The toString() of this query prints this:

+(default:"word1 word2" (+default:word1 +default:word2))

How can I intersect both queries? Is there any other solution to reach it?

2

2 Answers

1
votes

The approach I've used for solving a similar problem is based on limiting number of results by score.

Unfortunatelly, Lucene doesn't provide such feature out of the box and they also discourage this approach (http://wiki.apache.org/lucene-java/ScoresAsPercentages). Main concern is based on the fact that score's absolute value is meaningless.

I used score's relative value for filtering: I picked the highest score, then calculated minimal accepted score from it (let's say maxScore / 5) and left only those results which satisfied this criterion.

1
votes

I am not sure to understand what you exactly want to achieve, so I am going to give you a few hints on how to customize your scoring when dealing with multi-field multi-term queries.

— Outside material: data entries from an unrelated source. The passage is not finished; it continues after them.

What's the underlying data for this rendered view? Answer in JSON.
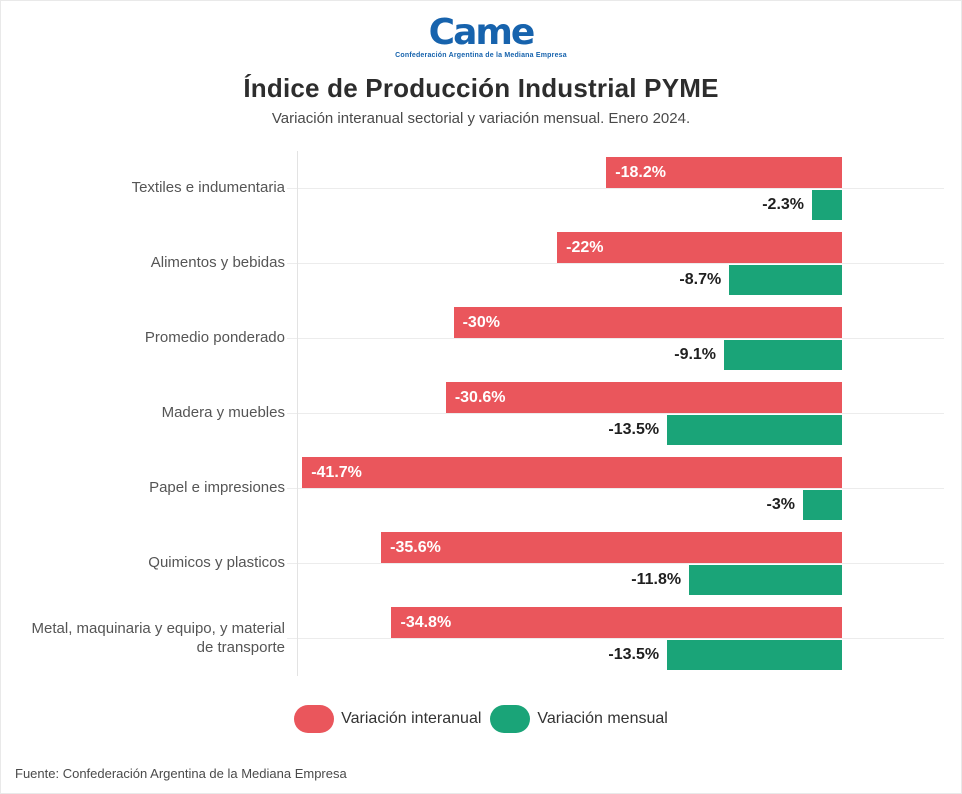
{
  "logo": {
    "name": "Came",
    "tagline": "Confederación Argentina de la Mediana Empresa"
  },
  "header": {
    "title": "Índice de Producción Industrial PYME",
    "subtitle": "Variación interanual sectorial y variación mensual. Enero 2024."
  },
  "colors": {
    "interanual_red": "#EA565C",
    "mensual_green": "#1AA478",
    "logo_blue": "#1763AD",
    "gridline": "#ECECEC"
  },
  "legend": {
    "items": [
      {
        "label": "Variación interanual",
        "color": "#EA565C"
      },
      {
        "label": "Variación mensual",
        "color": "#1AA478"
      }
    ]
  },
  "footer": {
    "source": "Fuente: Confederación Argentina de la Mediana Empresa"
  },
  "chart_data": {
    "type": "bar",
    "orientation": "horizontal",
    "title": "Índice de Producción Industrial PYME",
    "subtitle": "Variación interanual sectorial y variación mensual. Enero 2024.",
    "unit": "%",
    "xlim": [
      -42.1,
      7.9
    ],
    "grid": "per-category horizontal gridlines, left vertical axis line at plot start",
    "legend_position": "bottom-center",
    "categories": [
      "Textiles e indumentaria",
      "Alimentos y bebidas",
      "Promedio ponderado",
      "Madera y muebles",
      "Papel e impresiones",
      "Quimicos y plasticos",
      "Metal, maquinaria y equipo, y material de transporte"
    ],
    "series": [
      {
        "name": "Variación interanual",
        "color": "#EA565C",
        "label_position": "inside-left-white",
        "values": [
          -18.2,
          -22,
          -30,
          -30.6,
          -41.7,
          -35.6,
          -34.8
        ],
        "labels": [
          "-18.2%",
          "-22%",
          "-30%",
          "-30.6%",
          "-41.7%",
          "-35.6%",
          "-34.8%"
        ]
      },
      {
        "name": "Variación mensual",
        "color": "#1AA478",
        "label_position": "outside-left-dark",
        "values": [
          -2.3,
          -8.7,
          -9.1,
          -13.5,
          -3,
          -11.8,
          -13.5
        ],
        "labels": [
          "-2.3%",
          "-8.7%",
          "-9.1%",
          "-13.5%",
          "-3%",
          "-11.8%",
          "-13.5%"
        ]
      }
    ],
    "layout": {
      "baseline_right_pct": 15.8,
      "pct_width_per_unit": 2.0
    }
  }
}
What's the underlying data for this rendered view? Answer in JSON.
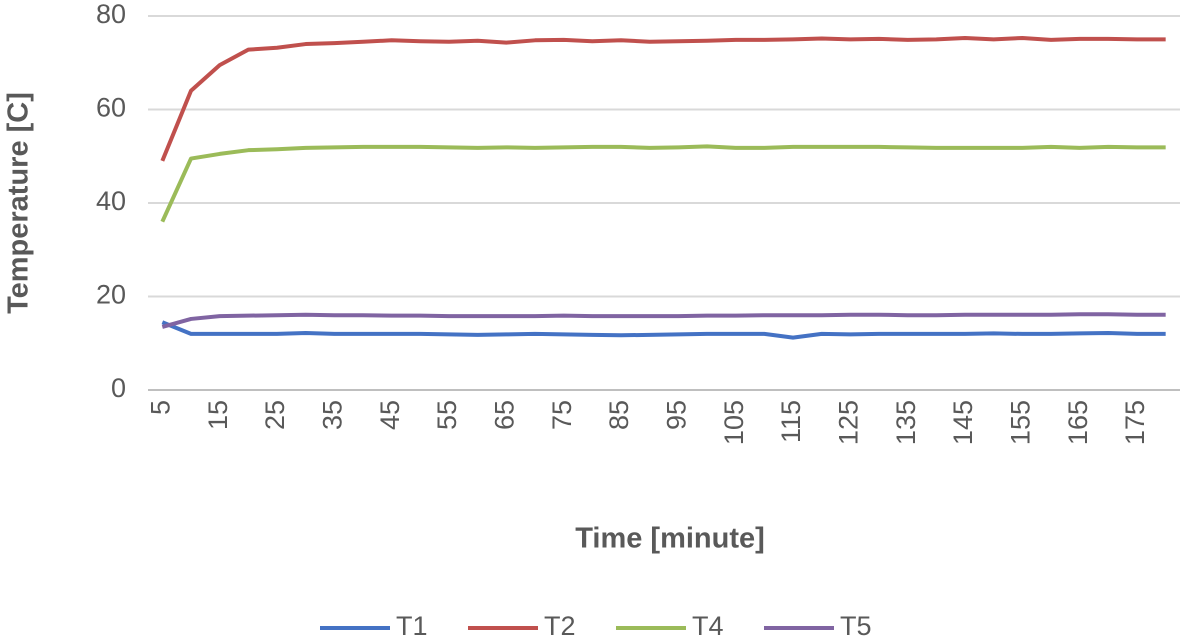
{
  "chart_data": {
    "type": "line",
    "xlabel": "Time [minute]",
    "ylabel": "Temperature [C]",
    "categories": [
      "5",
      null,
      "15",
      null,
      "25",
      null,
      "35",
      null,
      "45",
      null,
      "55",
      null,
      "65",
      null,
      "75",
      null,
      "85",
      null,
      "95",
      null,
      "105",
      null,
      "115",
      null,
      "125",
      null,
      "135",
      null,
      "145",
      null,
      "155",
      null,
      "165",
      null,
      "175",
      null
    ],
    "series": [
      {
        "name": "T1",
        "color": "#4472c4",
        "values": [
          14.5,
          12,
          12,
          12,
          12,
          12.2,
          12,
          12,
          12,
          12,
          11.9,
          11.8,
          11.9,
          12,
          11.9,
          11.8,
          11.7,
          11.8,
          11.9,
          12,
          12,
          12,
          11.2,
          12,
          11.9,
          12,
          12,
          12,
          12,
          12.1,
          12,
          12,
          12.1,
          12.2,
          12,
          12
        ]
      },
      {
        "name": "T2",
        "color": "#c0504d",
        "values": [
          49,
          64,
          69.5,
          72.8,
          73.2,
          74,
          74.2,
          74.5,
          74.8,
          74.6,
          74.5,
          74.7,
          74.3,
          74.8,
          74.9,
          74.6,
          74.8,
          74.5,
          74.6,
          74.7,
          74.9,
          74.9,
          75,
          75.2,
          75,
          75.1,
          74.9,
          75,
          75.3,
          75,
          75.3,
          74.9,
          75.1,
          75.1,
          75,
          75
        ]
      },
      {
        "name": "T4",
        "color": "#9bbb59",
        "values": [
          36,
          49.5,
          50.5,
          51.3,
          51.5,
          51.8,
          51.9,
          52,
          52,
          52,
          51.9,
          51.8,
          51.9,
          51.8,
          51.9,
          52,
          52,
          51.8,
          51.9,
          52.1,
          51.8,
          51.8,
          52,
          52,
          52,
          52,
          51.9,
          51.8,
          51.8,
          51.8,
          51.8,
          52,
          51.8,
          52,
          51.9,
          51.9
        ]
      },
      {
        "name": "T5",
        "color": "#8064a2",
        "values": [
          13.5,
          15.2,
          15.8,
          15.9,
          16,
          16.1,
          16,
          16,
          15.9,
          15.9,
          15.8,
          15.8,
          15.8,
          15.8,
          15.9,
          15.8,
          15.8,
          15.8,
          15.8,
          15.9,
          15.9,
          16,
          16,
          16,
          16.1,
          16.1,
          16,
          16,
          16.1,
          16.1,
          16.1,
          16.1,
          16.2,
          16.2,
          16.1,
          16.1
        ]
      }
    ],
    "ylim": [
      0,
      80
    ],
    "yticks": [
      0,
      20,
      40,
      60,
      80
    ],
    "grid": true,
    "legend": "bottom"
  }
}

Intersection of two queries

You seem to be happy with you conjuctive query on the default field resultset, and by your disjunctive query on all fields scoring. You can get the best of both worlds by using the latter as your main query and the former as a filter.

For example:

Query mainQuery, filterQuery;

BooleanQuery query = new BooleanQuery();

// add the main query for scoring
query.add(mainQuery, Occur.SHOULD);

// prevent the filter query to participate in the scoring
filter.setBoost(0);
// make the filter query required
query.add(filterQuery, Occur.MUST);

Minimum should match clauses

If AND-ing all clauses is too restrictive, and OR-ing all clauses is not restrictive enough, then you could do something in between by setting the minimum number of SHOULD clauses that must match so that a document appears in the resultset.

Then the difficult part is to find the right formula to compute the minimum number of SHOULD clauses which must match for optimal user experience.

For example, let's say you want the ceil of 3/4 of the SHOULD clauses to match. Starting with a two-clauses query and adding clauses up to 5 clauses would yield the following evolution of the number of results.

  • 2 terms => ceil(2 * 3 / 4) = 2: all clauses must match
  • 3 terms => ceil(3 * 3 / 4) = 3: 3/4 clauses must match (the new clauses is required, less results)
  • 4 terms => ceil(4 * 3 / 4) = 3: 3/4 clauses must match (one of the clauses is optional, more results)
  • 5 terms => ceil(5 * 3 / 4) = 4: 4/5 clauses must match (maybe more, maybe less results, depending on the co-occurrences of the new term with the 4 first ones)

Anyway, with this feature, the only way for the number of results to shrink as the number of clauses increases is to have a purely conjunctive query.